Speculating on the consequences of India’s demand for a permanent place in the UNSC not being met, Lettinga and Troost say: “Many expect that the longer India is denied a permanent seat at the table, the less willing it will be to seek compromises in negotiations over international norms, rules and procedures and the more it will engage in forum shopping and bilateral agreements to advance its interests.”

“This may lead to increasing paralysis of international institutions and an inability to solve crises. But even when India’s quest to join the UN Security Council is successful, the work of today’s institutions of global governance will be transformed, perhaps beyond recognition,” the editors said.

They are not sanguine about India’s playing a role in the promotion of human rights because, in their view, India’s domestic human rights record is far from perfect.

Would India be in a position to lecture or assist other countries on human rights, when it is flouting its own human rights obligations at home, they ask.

In his paper in the volume, human rights researcher and activist Vijay Nagaraj warns that there would be serious social and human costs when India’s major power position is attained through a neoliberal policy agenda and an ethno-nationalist ideology that disadvantages the rights of the poor and minorities.

The interaction between government’s internal and external policy is of crucial importance for the promotion of human rights, the editors say.

No country, European Union or any other power, including India, can press another country to observe human rights if it does not protect human rights at home. Its prescriptions on human rights will not be accepted by others.

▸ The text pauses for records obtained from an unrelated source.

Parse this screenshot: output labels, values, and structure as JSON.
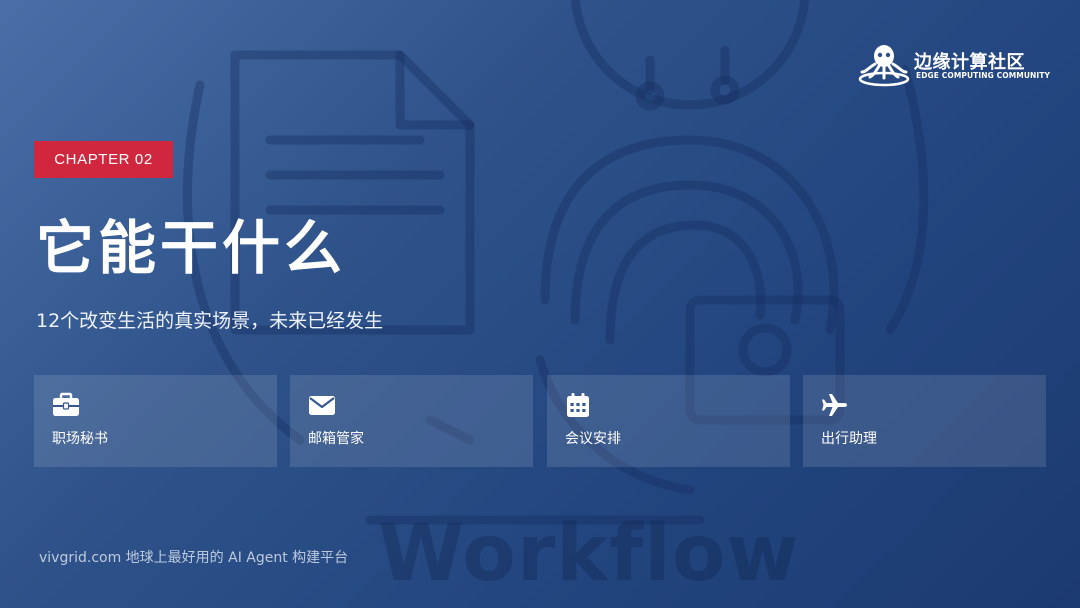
{
  "logo": {
    "name_cn": "边缘计算社区",
    "name_en": "EDGE COMPUTING COMMUNITY",
    "icon": "octopus-logo-icon"
  },
  "chapter": {
    "label": "CHAPTER 02",
    "color": "#d0263e"
  },
  "title": "它能干什么",
  "subtitle": "12个改变生活的真实场景，未来已经发生",
  "cards": [
    {
      "icon": "briefcase-icon",
      "label": "职场秘书"
    },
    {
      "icon": "envelope-icon",
      "label": "邮箱管家"
    },
    {
      "icon": "calendar-icon",
      "label": "会议安排"
    },
    {
      "icon": "airplane-icon",
      "label": "出行助理"
    }
  ],
  "footer": "vivgrid.com 地球上最好用的 AI Agent 构建平台",
  "watermark": "Workflow",
  "colors": {
    "background_start": "#4a6fa8",
    "background_end": "#1b3a70",
    "accent": "#d0263e",
    "text": "#ffffff"
  }
}
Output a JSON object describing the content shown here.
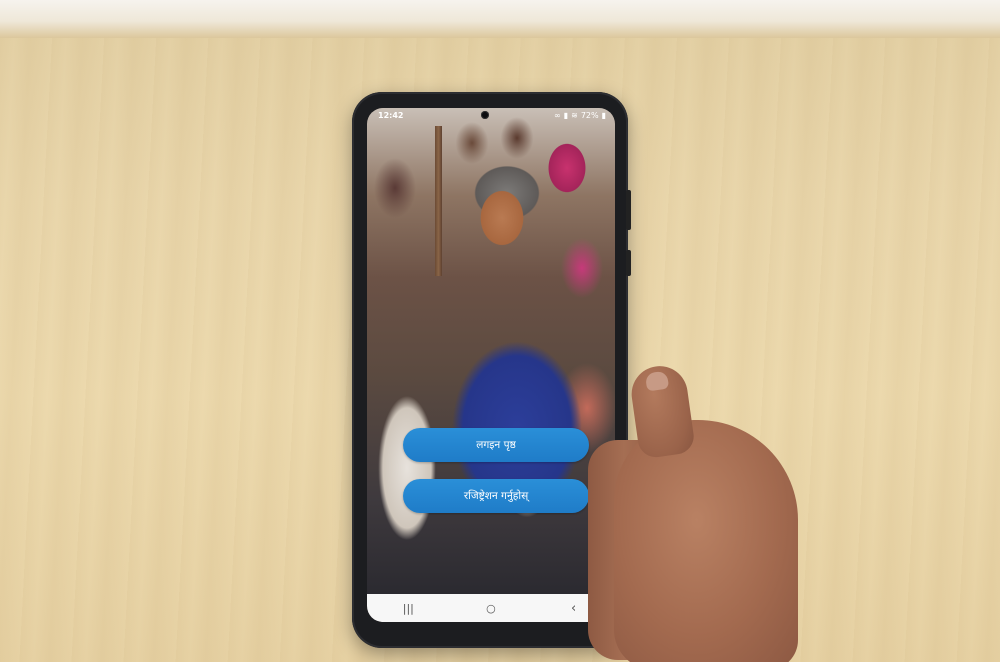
{
  "status_bar": {
    "time": "12:42",
    "battery": "72%"
  },
  "buttons": {
    "login": "लगइन पृष्ठ",
    "register": "रजिष्ट्रेशन गर्नुहोस्"
  },
  "nav": {
    "recents_icon": "recents-icon",
    "home_icon": "home-icon",
    "back_icon": "back-icon"
  },
  "colors": {
    "button_blue": "#2086d0",
    "navbar_bg": "#f7f7f7"
  }
}
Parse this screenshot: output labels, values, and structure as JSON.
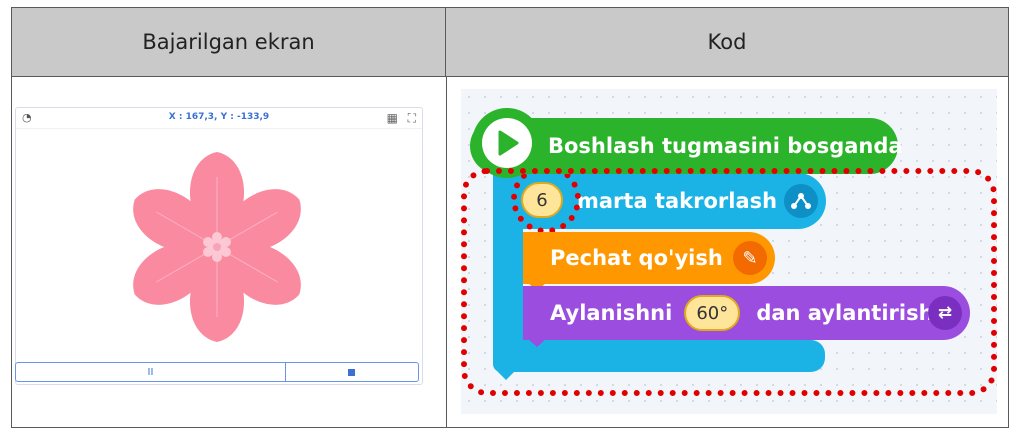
{
  "table": {
    "left_header": "Bajarilgan ekran",
    "right_header": "Kod"
  },
  "stage": {
    "coords": "X : 167,3, Y : -133,9",
    "icons": [
      "speed-icon",
      "grid-icon",
      "fullscreen-icon",
      "pause-icon",
      "stop-icon"
    ],
    "pause_label": "II"
  },
  "code": {
    "start_block": "Boshlash tugmasini bosganda",
    "repeat_count": "6",
    "repeat_label": "marta takrorlash",
    "stamp_label": "Pechat qo'yish",
    "turn_label_1": "Aylanishni",
    "turn_value": "60°",
    "turn_label_2": "dan aylantirish"
  },
  "colors": {
    "start_green": "#2bb32b",
    "repeat_blue": "#1bb3e6",
    "stamp_orange": "#ff9800",
    "turn_purple": "#9a4dde",
    "highlight_red": "#e00000",
    "flower_pink": "#f98aa0"
  }
}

This will be seen when human rights issues are used as a disguise for other political objectives (as the US and the West do routinely), the editors of the volume say.

India is formally committed to human rights, as C. Raja Mohan said in his contribution. It is a signatory to various important international human rights treaties and has institutions meant to protect human rights.

But still, it struggles to implement this human rights framework and continues to be reluctant to protect human rights in the rest of the world, the editors point out.

India’s overriding commitment is to the protection of State sovereignty, the editors say. That commitment militates against supporting any form of external intervention by any country in another country.

This is clear from India’s reaction to calls for international intervention in the ethnic conflict in Sri Lanka. Its plea has always been that domestic institutions should be enabled and encouraged to do the job.

As illustrated in the essays of Matthew Stephen and Rohan Mukherjee, India often abstains or opposes the UN’s denunciatory resolutions or independent international investigations into the violations of governments.

In terms of voting behaviour on United Nations’ resolutions, India often resembles the approach of China and Russia, the writers point out.

The sum and substance of the argument of Doutje Lettinga and Lars van Troost is that India’s overriding commitment is to the protection of its national sovereignty, and by extension, to the national sovereignties of other nations, especially of those of the Global South which are coming out of the shackles of Western dominance.

From the standpoint of the emerging nations, any outside intervention, even for the sake of human rights, is unwarranted. This is based on the theory that nations should be allowed to fashion their destinies in tune with their objective conditions, culture and traditions, rather than on non-indigenous values.